Il futuro del settore food si determinerà essenzialmente lungo due direzioni: la crescente sensibilità dei consumatori a tematiche di sostenibilità e il ruolo dei Millennials nella società. Il focus degli esperti di Goldman Sachs Asset Management

Entro il 2050, la popolazione mondiale supererà i 9 miliardi e mezzo di abitanti esponendo il comparto produttivo e distributivo ad una crescente domanda.

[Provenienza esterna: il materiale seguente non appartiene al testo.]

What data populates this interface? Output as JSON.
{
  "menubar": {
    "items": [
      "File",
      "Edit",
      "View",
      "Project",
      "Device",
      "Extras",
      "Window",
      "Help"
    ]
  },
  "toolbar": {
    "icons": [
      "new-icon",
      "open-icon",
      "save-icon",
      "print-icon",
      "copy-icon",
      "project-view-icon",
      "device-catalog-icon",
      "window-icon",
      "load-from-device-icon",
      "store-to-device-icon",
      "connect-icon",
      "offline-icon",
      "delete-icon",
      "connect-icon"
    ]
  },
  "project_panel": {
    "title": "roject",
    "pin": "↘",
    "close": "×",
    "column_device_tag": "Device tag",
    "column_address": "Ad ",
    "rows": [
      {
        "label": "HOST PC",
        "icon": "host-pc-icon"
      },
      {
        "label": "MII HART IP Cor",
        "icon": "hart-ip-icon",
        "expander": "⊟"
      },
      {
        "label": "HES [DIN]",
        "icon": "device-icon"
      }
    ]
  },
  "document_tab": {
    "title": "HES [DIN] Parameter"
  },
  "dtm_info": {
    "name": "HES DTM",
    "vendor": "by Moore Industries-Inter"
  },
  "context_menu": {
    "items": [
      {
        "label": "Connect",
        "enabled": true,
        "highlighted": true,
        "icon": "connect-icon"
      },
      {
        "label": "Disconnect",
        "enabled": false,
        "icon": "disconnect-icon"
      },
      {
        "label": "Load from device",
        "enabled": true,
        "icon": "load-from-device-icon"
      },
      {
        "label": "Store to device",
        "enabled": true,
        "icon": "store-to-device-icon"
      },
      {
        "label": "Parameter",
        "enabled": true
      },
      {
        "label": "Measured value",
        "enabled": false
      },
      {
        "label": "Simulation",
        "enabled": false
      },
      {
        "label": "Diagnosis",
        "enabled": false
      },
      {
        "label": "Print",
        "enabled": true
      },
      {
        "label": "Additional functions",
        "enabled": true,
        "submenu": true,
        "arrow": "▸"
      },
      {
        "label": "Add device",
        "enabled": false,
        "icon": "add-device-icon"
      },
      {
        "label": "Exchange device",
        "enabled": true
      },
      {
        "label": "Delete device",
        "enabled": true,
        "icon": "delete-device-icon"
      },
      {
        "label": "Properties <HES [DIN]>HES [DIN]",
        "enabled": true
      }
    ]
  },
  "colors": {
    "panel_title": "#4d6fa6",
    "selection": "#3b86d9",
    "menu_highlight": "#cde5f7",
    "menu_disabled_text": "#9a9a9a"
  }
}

A riportare questo dato sono le analisi dell’IFPRI (International Food Policy and Research Institute).
Nei prossimi trent’anni, per far fronte alla crescente popolazione, il consumo di proteine animali (prodotti caseari, uova e carne) registrerà, da attese, un incremento della domanda di circa il 60%; al contempo, la produzione, sia di largo consumo che non, andrà incontro ad incrementi di circa il 50%.
Se si considera che la produzione alimentare assorbe circa il 30% della produzione di energia mondiale e il 70% del totale delle risorse idriche globali, come sottolineato dagli esperti di Goldman Sachs Asset Management, è immediato comprendere come nuovi investimenti siano fondamentali per permettere un equilibrio sostenibile.

Il ruolo dei Millennials

Non è tutto. Il crescente peso acquisito dalla fascia più giovane tra la popolazione adulta , i cosiddetti Millennials (pari a circa 2 miliardi di individui nel mondo), sta richiedendo alcuni cambiamenti epocali nella filiera produttiva. Da un lato l’attenzione all’ambiente e ai processi produttivi diventa discriminante nella fase di scelta del prodotto; dall’altra, prendono piede progressivamente nuove filosofie di vita e di pensiero che si traducono nell’attenzione al proprio corpo ed all’alimentazione.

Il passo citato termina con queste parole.